Caminhos de minha terra
Poema de Jorge de Lima
Caminhos inventados por quem não tem pressa
de ir-se embora.
Pelos que vão a escola.
Pelos que vão a vila trabalhar.
Pelos que vão ao eito.
Pelos que deixam a terra como eu deixei um dia...
Pelos que levam quem se despede da vida que é tao bela...
A minha terra ninguém chega: ela é tão pobre...
Dizem que tem bons ares para os tísicos -
mas os tísicos não vão lá: é tão difícil de ir-se lá...
Caminhos de minha terra onde perdi
os olhos e os passos da meditação...
Caminhos em que ceguinhos e aleijados podem
ir sem olhos e sem pernas: eles não atropelam
os pobrezinhos.
Alguém quer partir e eles dizem:
- "não vás: toma lá uma goiaba madura,
uma pitanga, uma ingá e dão como
as mãos dos missionários que dão tudo,
cajus, pitombas, araçás a todos os meninos do lugar.

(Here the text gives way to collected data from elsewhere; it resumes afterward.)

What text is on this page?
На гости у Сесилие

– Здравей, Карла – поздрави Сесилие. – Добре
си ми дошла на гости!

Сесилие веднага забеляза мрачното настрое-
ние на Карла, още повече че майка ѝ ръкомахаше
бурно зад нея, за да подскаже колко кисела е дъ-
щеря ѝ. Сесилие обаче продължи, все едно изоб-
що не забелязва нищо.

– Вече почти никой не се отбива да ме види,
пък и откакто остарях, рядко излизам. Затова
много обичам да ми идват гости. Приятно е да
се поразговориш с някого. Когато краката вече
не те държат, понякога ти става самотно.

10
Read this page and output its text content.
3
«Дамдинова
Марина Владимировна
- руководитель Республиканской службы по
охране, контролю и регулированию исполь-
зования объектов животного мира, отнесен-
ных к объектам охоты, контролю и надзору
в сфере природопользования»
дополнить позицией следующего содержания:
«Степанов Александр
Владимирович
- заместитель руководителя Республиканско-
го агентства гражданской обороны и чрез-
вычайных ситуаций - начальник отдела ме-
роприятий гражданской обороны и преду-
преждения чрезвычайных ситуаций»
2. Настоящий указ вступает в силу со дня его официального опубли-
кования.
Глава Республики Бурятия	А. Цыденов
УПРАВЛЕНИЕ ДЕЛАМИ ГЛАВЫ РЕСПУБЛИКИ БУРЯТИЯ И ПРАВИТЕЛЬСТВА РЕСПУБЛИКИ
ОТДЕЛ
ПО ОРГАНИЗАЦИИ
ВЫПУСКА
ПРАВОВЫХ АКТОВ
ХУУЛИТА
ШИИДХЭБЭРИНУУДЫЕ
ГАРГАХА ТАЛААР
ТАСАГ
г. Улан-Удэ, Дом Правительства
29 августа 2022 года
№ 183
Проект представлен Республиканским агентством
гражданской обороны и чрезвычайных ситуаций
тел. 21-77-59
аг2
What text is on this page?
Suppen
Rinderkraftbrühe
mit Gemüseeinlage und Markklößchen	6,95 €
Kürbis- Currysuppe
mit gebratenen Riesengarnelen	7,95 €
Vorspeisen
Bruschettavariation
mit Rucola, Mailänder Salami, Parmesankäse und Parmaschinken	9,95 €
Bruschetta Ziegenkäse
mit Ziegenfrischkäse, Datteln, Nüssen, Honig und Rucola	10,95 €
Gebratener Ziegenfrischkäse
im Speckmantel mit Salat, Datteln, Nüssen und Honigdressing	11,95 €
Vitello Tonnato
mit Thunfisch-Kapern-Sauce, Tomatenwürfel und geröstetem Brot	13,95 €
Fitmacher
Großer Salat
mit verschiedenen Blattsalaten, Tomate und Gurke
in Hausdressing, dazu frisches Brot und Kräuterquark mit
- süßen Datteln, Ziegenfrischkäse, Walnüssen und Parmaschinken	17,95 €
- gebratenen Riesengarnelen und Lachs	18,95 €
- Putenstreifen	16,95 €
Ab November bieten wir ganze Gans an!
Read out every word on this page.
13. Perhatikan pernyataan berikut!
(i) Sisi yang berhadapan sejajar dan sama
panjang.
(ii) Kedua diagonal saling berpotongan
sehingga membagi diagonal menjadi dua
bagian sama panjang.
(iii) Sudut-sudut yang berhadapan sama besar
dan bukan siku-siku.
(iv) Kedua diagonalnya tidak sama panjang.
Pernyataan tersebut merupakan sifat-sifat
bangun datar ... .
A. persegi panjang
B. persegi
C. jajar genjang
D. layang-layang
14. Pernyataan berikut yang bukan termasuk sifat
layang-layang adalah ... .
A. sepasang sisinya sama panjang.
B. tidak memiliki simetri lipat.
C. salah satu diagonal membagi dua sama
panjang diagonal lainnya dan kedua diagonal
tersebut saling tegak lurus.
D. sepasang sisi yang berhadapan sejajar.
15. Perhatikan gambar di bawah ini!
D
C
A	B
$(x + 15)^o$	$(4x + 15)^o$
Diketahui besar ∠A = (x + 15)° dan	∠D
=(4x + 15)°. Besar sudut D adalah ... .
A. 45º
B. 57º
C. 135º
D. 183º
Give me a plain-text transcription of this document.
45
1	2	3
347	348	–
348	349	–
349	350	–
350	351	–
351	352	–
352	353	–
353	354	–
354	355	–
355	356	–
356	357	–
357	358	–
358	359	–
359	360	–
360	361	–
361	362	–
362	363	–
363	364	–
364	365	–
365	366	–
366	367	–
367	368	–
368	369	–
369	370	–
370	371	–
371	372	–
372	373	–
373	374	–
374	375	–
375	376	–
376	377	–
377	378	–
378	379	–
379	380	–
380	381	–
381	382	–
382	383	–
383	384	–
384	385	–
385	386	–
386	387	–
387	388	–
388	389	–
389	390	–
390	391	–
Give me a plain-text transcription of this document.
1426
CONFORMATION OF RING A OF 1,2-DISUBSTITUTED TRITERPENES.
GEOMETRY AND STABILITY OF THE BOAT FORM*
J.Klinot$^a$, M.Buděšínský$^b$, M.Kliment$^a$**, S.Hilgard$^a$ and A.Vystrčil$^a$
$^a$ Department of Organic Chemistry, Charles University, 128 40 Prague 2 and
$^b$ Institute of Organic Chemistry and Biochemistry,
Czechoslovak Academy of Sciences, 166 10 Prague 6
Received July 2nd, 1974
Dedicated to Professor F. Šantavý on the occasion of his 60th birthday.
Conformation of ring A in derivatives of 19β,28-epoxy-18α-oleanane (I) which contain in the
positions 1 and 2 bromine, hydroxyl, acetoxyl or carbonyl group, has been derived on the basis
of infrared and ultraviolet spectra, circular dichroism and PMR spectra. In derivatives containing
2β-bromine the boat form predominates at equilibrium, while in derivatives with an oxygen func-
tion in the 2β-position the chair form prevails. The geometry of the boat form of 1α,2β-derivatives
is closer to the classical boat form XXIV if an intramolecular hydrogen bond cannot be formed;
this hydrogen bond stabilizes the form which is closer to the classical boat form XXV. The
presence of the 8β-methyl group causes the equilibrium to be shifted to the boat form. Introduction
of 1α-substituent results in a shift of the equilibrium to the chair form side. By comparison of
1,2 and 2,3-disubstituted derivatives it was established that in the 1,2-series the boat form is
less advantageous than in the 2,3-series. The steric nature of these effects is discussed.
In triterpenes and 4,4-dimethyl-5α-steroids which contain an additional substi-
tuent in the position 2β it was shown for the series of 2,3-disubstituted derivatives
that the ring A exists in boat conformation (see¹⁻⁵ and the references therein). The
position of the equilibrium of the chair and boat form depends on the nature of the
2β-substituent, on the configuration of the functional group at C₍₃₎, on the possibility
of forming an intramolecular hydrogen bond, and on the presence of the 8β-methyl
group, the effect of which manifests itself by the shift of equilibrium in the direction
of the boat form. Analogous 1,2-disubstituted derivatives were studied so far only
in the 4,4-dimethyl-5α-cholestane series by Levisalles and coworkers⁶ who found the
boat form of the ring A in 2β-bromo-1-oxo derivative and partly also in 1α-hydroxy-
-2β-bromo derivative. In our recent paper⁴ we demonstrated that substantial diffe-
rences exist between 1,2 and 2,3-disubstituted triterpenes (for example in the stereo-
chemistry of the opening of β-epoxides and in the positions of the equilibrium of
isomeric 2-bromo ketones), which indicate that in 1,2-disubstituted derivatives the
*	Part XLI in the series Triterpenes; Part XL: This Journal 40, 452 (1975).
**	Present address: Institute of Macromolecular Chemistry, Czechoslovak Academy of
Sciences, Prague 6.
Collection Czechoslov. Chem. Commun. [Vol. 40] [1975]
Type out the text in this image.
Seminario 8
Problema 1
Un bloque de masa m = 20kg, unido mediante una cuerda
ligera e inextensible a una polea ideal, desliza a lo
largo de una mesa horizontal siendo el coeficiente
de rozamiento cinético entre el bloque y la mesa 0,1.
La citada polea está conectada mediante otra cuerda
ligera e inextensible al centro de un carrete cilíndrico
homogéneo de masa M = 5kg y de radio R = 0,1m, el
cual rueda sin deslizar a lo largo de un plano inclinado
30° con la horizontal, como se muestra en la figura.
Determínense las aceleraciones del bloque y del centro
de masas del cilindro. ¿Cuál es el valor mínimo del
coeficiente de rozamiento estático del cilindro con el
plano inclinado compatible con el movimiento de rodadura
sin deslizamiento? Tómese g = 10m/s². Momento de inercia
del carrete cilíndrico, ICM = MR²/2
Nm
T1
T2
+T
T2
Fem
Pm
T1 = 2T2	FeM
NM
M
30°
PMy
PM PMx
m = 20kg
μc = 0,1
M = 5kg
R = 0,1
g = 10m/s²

Caminhos que ainda tem orvalhos e sonâmbulos bacuraus,
e tem ninhos suspensos nas ramadas.
Ali perto, na Curva do Encantado
onde mataram de emboscada um cangaceiro,
há uma cruz de pitombeira ...
Quem passa joga uma pedra,
reza baixinho: "Padre nosso que estais no céu
santificado se já o vosso nome
venha a nós...
Aquela cruz do cangaceiro é milagrosa.
já me curou dum puxado que
eu peguei na escola da professora -
minha tia Bárbara de Olivedo Cunha Lima -
Mundaú! - soube depois
que quer dizer rio torto.
Quem te inventou Mundaú, das minhas lavadeiras
seminuas,
dos meus pescadores de traíras? -
Mundaú! - rio torto - caminho de curvas,
por onde eu vim para a cidade
onde ninguém sabe o que é caminho.
Fonte: "Obra Poética", Editora Getulio Costa, 1949.
Originalmente publicado em: "Poemas", 1927.